Say the source data comes in excel format, below is how I import the data.
I was wondering how to make this procedure more efficient in every step? I have some idea but not complete.
For step 2&6, using scripts that can check automatically and print out all error row/column data. So it's easier to remove all errors once. For step 3&5, is there any way to automatically update the table without manually go through the importing steps?
Could the community advise, please? Thanks.
In summary, to import a dirty excel file, I would write a script to clean it up if possible (it almost always is depending on how it is dirty) and then use DTS and that should be the entire process. No additional steps should normally be needed to ge the data into SQL.

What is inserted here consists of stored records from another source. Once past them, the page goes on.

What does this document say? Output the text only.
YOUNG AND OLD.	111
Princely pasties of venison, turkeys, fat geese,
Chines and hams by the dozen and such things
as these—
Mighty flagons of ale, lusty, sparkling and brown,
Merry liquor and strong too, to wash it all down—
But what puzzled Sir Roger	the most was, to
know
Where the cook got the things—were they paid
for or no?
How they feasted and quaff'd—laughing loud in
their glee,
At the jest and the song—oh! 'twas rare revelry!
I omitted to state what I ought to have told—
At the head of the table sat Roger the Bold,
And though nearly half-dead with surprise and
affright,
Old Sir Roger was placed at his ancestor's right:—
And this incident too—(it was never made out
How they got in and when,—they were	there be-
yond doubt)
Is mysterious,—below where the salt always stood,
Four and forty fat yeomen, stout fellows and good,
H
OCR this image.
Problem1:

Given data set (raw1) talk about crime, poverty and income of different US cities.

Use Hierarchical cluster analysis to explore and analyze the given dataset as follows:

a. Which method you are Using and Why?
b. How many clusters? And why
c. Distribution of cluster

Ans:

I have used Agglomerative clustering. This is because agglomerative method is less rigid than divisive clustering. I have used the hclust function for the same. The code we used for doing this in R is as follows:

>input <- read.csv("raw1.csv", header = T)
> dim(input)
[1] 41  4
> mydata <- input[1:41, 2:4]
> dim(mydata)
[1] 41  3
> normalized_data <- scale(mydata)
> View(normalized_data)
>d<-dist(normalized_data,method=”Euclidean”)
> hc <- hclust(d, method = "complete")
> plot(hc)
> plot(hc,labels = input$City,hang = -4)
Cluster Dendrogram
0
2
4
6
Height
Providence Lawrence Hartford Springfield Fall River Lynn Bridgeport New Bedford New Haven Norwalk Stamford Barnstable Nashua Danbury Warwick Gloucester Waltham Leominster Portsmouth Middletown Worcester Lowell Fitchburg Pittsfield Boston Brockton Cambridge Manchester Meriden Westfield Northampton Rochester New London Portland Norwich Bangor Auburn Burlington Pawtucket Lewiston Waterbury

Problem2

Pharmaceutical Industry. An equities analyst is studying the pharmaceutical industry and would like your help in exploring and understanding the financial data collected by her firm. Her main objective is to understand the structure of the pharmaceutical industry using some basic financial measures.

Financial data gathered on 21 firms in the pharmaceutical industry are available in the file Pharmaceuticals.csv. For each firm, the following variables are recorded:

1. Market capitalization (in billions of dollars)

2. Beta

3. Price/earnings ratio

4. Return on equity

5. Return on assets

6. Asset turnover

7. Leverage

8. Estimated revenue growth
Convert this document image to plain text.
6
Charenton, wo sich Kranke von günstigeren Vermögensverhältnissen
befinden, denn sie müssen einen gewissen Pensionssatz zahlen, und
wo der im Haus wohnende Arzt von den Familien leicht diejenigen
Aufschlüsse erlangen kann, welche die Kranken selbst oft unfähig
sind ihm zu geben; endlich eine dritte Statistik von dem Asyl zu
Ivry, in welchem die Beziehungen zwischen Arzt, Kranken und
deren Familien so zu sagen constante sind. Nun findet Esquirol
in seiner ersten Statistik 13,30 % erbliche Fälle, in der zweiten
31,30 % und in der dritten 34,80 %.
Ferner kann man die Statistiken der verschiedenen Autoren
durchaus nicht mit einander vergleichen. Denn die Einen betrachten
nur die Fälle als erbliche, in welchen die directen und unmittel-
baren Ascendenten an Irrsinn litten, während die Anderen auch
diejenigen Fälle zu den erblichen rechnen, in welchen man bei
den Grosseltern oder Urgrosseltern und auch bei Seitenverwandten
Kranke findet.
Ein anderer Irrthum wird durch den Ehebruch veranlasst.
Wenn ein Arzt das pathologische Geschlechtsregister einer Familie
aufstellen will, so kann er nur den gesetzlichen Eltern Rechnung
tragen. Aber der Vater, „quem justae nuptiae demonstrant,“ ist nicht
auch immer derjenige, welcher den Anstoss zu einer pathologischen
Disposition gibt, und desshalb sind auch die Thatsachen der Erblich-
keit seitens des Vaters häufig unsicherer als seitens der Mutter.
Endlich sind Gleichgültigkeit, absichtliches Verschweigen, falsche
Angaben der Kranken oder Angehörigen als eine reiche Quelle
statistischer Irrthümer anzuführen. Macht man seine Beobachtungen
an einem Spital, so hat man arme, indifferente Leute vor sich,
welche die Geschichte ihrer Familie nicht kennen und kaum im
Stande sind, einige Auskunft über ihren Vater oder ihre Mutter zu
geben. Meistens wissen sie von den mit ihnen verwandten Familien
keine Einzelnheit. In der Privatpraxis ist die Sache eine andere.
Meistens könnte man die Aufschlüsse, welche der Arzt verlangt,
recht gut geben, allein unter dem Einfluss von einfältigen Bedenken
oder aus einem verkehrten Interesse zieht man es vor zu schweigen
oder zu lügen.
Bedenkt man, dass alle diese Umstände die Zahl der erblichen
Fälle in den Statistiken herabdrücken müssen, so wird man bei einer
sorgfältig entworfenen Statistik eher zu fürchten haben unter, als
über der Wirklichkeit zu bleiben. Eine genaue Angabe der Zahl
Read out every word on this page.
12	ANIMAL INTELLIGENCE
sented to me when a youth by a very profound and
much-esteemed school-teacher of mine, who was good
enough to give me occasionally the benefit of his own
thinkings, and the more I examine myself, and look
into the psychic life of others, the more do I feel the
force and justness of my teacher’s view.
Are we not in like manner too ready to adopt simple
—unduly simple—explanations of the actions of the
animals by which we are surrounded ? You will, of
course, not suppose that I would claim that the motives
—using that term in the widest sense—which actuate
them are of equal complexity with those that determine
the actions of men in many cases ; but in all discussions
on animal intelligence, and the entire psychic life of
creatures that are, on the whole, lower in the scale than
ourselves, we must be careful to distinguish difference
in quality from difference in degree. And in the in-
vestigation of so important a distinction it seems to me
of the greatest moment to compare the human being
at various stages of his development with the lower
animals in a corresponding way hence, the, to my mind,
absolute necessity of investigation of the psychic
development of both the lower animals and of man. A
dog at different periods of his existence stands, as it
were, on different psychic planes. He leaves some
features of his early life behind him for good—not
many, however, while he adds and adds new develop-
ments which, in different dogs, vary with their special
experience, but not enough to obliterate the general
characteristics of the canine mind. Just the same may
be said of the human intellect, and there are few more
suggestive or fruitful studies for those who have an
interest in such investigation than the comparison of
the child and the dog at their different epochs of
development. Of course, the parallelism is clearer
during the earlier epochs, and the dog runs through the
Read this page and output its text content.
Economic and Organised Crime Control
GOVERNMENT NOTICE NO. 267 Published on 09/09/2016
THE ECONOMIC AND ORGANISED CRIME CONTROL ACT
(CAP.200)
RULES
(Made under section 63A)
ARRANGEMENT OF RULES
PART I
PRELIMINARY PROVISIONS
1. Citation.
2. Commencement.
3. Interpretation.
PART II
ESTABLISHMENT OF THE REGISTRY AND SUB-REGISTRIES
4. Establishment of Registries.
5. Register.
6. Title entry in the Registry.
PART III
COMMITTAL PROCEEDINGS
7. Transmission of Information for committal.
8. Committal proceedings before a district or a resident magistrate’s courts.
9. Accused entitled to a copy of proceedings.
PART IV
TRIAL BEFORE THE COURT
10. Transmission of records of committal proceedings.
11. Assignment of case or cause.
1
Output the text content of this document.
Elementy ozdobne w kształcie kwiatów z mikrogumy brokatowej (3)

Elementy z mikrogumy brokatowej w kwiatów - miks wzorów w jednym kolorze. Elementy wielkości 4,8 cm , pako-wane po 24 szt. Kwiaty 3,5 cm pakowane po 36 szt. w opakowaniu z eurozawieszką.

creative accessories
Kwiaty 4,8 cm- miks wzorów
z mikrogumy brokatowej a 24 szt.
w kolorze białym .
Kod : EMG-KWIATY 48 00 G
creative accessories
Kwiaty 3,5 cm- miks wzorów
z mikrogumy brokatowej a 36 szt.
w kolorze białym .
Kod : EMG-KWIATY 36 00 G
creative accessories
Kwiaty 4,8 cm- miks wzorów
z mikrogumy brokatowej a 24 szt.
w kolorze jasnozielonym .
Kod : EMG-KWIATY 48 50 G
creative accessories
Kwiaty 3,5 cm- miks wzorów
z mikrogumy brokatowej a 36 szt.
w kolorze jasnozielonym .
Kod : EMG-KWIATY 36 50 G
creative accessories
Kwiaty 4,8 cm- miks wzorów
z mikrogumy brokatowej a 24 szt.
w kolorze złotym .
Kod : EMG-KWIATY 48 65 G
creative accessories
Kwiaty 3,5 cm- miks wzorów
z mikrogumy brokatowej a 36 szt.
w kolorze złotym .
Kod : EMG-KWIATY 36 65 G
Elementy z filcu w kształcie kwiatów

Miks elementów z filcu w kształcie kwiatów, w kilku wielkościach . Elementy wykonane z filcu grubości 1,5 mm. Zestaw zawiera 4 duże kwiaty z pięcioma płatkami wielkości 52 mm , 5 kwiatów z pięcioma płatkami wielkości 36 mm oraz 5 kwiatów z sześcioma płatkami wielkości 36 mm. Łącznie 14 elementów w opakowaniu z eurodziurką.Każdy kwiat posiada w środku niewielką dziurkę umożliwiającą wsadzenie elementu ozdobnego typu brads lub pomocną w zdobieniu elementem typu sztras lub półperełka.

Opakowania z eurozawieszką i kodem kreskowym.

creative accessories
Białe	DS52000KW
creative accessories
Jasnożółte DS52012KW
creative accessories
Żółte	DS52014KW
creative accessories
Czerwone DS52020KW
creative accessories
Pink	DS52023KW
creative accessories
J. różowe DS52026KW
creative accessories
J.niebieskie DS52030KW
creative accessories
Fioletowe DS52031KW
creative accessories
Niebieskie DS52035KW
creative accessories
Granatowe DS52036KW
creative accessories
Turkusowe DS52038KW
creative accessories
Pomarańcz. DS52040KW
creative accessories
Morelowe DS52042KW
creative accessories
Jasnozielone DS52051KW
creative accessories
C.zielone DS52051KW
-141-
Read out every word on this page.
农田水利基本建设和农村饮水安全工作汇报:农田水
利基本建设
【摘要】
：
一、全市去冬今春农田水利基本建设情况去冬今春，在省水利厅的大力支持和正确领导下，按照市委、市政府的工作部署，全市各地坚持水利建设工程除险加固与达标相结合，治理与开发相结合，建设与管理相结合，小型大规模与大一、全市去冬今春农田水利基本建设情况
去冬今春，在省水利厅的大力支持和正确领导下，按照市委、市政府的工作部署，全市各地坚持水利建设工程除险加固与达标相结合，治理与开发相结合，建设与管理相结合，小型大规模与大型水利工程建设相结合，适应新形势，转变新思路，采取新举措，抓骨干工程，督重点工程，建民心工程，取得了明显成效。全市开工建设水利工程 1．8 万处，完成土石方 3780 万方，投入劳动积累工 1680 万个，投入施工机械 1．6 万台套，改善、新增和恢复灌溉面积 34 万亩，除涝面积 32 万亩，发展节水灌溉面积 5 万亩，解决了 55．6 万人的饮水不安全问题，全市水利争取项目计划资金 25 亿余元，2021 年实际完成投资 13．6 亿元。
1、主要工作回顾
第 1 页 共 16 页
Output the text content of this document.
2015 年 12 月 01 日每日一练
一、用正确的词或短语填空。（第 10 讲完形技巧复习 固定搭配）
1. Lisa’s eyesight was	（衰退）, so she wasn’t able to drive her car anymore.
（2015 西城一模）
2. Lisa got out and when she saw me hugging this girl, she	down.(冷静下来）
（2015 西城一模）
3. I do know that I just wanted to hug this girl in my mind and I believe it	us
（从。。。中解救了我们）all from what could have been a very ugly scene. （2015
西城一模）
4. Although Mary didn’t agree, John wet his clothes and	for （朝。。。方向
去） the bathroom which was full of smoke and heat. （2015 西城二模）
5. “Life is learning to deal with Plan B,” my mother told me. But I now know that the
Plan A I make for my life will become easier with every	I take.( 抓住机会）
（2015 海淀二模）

Here is my comments on each step:
[Edited to address the comments]
Regarding Python libraries that work with excel, I would start with http://www.python-excel.org/. It has the downloads for xlrd and xlwt which together let you handle excel from within Python quite nicely. pyExcelerator is another option I have used in the past, though I think that xlrd and xlwt are superior for most use cases.
As to the date format, that should be relatively easy to handle though precisely though how you do it depends on the exact situations. If they are stored as dates in excel (or you can easily convert them to that) then you should have no problem importing them into SQL as dates. If they are stored as text that is in one of the standard date formats, then SQL is pretty good (but not perfect so do some testing!) about doing implicit conversions with very little user work. And if they are truly messed up then the Python datetime library is very good at parsing any date format that is remotely close to any of the standard formats so you can use that as one of many options to do that cleanup in an automated fashion.